Он запускается, когда границы разумного самоконтроля теряются, и самоограничение превращается в тиски. То есть запрещается вообще ВСЁ5. Тогда на выходе получается нервная анорексия, эмоциональное выгорание и иные виды истощений. Или задача «втиснуться в рамки» решается радикально — увечьем (глаза Ши Мэя!).
5вредное, полезное, необходимое — индивид отрицает себя ради прошитого в инстинкте «я должен!»

Как известно, боль бывает не только физическая. Эндорфины исправно вырабатываются в ответ на любой стресс. Не будем делать быстрый вывод, что все страдальцы мировой литературы — просто эндорфиновые наркоманы, а те, кого изнасиловали, именно того и хотели. Однако «голодный» кожный вектор (не насыщенный прикосновениями, напряжением, лаской или болью) и правда тяготеет к социальным фрустрациям и неудачам. Так что склонность к душевным мукам, пристрастие к болезненным обстоятельствам или безвыходности, постоянное посыпание солью своих сердечных ран, многократное наступание на одни и те же грабли, обреченное скольжение по жизни прямо в яму — не что иное, как тот же кожный мазохизм6.
6очень распространен в русской литературе, в том числе среди романтичного офицерья.

Конечно, если ты не воин, который и так вечно ранен, так что не знает подобных слов.

…Потому что в давние времена именно кожная мера давала лучших охотников (развитый хватательный рефлекс) и воинов-одиночек (навык бить еду/врага с расстояния: стрелой, копьем, потом револьвером, лучше с коня!), а позже командиров подразделений, белую кость. Это были люди конкретного действия, любящие и умеющие драться, натренированные хищники7, легко уходящие от ударов, техничные, стойко терпящие боль от ран и способные красиво умирать под небом Аустерлица. Это их битвы похожи на танцы, что отлично показывает фильм «Троя» (смотреть надо на Ахилла — типичнейший кожный пример. Шедевральный поединок с Гектором), и именно на них хотят походить все мальчишки, играя «в войну».
7Кожный вектор воплощает животное в животном

Конечно, Ши Мэй никогда не будет таким бойцом, он не проходит по зрению.

Настоящий кожный воин в Эрхе — это Е Ваньси. Если вспомнить все ограничения этого персонажа, включая пол и голос, картина будет еще точней: социальная роль предполагает, что человек втиснется в жесткие рамки, буквально искажающие природу. Однако преимущества такого существования перекрывают потери (выгодный обмен). Ну и тема «любовь и боль» тут вполне уместна.

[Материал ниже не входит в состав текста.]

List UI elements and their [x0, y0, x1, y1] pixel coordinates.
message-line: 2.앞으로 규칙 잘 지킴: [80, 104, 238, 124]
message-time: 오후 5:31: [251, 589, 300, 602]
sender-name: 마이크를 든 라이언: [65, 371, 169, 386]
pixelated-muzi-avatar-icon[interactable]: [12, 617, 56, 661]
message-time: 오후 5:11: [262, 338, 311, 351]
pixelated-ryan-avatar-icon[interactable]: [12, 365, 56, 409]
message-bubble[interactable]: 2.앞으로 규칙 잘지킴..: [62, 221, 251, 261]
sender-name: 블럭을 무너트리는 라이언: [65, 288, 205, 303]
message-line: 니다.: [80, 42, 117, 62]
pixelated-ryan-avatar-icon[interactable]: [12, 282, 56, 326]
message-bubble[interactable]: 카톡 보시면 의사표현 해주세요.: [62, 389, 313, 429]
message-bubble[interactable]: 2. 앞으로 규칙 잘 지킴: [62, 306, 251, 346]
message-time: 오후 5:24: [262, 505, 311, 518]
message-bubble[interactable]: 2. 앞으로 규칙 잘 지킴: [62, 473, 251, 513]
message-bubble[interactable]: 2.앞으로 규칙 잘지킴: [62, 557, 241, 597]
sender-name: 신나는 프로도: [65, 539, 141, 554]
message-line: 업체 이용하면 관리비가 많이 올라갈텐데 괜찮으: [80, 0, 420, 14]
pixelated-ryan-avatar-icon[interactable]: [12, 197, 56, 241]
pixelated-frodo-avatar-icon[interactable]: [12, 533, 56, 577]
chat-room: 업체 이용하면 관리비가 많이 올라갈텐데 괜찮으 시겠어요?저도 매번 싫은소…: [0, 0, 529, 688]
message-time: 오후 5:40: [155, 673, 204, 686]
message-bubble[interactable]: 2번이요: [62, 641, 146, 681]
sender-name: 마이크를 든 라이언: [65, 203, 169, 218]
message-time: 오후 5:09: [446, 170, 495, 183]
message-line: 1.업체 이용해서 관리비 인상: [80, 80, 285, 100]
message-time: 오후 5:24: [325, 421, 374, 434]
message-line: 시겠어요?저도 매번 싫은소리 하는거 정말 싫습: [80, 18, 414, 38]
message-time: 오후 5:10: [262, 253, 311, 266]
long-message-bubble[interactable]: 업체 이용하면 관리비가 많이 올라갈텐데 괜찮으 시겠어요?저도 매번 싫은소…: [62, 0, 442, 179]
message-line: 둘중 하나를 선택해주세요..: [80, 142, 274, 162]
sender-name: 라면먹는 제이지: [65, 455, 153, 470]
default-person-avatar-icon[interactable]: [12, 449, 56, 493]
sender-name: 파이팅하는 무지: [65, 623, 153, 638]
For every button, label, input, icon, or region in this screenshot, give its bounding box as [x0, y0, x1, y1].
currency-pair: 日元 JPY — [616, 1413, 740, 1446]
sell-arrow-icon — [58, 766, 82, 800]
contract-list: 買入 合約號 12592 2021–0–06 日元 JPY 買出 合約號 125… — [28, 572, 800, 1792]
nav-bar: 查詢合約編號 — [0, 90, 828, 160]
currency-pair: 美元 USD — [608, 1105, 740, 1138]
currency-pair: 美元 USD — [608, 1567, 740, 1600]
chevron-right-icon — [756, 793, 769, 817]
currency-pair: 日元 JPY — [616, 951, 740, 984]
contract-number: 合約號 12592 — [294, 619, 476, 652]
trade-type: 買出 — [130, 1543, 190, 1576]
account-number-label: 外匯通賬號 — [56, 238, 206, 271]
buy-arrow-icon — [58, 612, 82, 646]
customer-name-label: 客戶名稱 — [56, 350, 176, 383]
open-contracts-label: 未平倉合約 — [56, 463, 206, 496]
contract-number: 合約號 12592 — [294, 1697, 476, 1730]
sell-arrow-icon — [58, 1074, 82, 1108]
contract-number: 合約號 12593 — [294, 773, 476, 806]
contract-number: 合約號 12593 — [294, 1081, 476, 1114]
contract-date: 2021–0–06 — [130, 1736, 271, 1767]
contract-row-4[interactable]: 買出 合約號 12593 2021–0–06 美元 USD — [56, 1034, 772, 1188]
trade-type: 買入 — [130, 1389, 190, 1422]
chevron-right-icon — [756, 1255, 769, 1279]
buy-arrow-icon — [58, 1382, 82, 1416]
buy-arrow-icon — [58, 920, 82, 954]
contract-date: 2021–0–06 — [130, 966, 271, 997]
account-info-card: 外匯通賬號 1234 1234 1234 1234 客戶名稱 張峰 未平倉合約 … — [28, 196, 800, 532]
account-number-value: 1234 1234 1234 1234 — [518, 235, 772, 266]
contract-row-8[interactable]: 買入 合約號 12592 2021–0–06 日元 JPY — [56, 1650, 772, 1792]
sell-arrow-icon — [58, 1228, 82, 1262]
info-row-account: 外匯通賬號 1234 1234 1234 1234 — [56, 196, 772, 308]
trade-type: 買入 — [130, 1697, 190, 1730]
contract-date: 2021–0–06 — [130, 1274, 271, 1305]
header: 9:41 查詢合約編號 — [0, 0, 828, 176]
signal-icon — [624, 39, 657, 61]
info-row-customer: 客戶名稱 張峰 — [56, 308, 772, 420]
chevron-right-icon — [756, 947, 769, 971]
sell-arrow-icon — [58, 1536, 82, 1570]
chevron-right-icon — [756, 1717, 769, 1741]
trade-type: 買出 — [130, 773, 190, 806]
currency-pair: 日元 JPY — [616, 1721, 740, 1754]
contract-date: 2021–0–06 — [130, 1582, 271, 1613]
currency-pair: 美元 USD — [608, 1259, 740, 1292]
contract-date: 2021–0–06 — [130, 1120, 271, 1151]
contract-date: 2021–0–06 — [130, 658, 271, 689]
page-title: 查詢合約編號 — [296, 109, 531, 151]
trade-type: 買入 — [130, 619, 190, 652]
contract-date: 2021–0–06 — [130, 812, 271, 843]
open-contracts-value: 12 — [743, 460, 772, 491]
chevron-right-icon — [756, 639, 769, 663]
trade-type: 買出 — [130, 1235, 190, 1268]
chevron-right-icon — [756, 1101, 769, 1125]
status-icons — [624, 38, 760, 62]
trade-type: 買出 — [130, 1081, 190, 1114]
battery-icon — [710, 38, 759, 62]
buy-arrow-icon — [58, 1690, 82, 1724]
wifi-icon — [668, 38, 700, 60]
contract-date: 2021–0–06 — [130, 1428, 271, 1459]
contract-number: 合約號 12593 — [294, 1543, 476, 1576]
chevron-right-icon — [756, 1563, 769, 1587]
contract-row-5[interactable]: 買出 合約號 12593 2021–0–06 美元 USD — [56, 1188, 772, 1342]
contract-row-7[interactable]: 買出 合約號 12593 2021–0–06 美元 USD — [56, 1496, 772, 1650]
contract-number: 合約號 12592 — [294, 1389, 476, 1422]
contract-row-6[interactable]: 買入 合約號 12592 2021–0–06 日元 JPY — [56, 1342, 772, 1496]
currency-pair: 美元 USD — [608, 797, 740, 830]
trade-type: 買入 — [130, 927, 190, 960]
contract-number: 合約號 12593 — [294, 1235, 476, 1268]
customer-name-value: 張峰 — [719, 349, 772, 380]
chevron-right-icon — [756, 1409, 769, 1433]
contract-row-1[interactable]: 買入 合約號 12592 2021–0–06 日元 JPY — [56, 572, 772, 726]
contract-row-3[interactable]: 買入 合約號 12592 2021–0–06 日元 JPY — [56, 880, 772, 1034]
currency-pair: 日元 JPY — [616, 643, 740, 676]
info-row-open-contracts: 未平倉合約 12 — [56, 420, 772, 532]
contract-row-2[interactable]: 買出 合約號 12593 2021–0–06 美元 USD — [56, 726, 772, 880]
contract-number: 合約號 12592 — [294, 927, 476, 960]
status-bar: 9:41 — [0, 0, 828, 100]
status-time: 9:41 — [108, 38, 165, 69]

«Самообузданные» кожные воины в прошлом формировали элитные войска и в промежутках между боями и учениями блистали на балах отменной выправкой и безукоризненной формой.

Военной формой, в смысле. Кители, фуражки. Форма — определяющее слово для кожного вектора в любом из смыслов. Так что одежда кожников часто тяготеет к «форме» строгим прилегающим силуэтом, и столь же часто ей является. (Одежда фигуристов и гимнастов как тип спортивной формы; балетная пачка и пуанты как форма; костюм от Диора как униформа; дресс-код. Форма летчиков, стюардесс, флотских, полицейских8; форма СС и стилизации под нее. Атрибутка БДСМ-салонов. Принц из анимэ в форме — красавец и страдалец).
8В «маленьком театре» Эрхи — авторских ремарках под главами — автор записал Е Ваньси в полицейские

Летающие даосы (а вернее, играющие их актеры) с необходимостью имеют кожную меру, поскольку для сегодняшнего человека (зрителя) другой даос будет неубедителен. Непосредственные битвы ушли в прошлое, но мы все еще хотим, чтобы нам станцевали смерть.

* * *

Кожная мера андрогинна. Она имеет мужскую полярность на войне и женскую во время мира (регламентация поведения и потребления).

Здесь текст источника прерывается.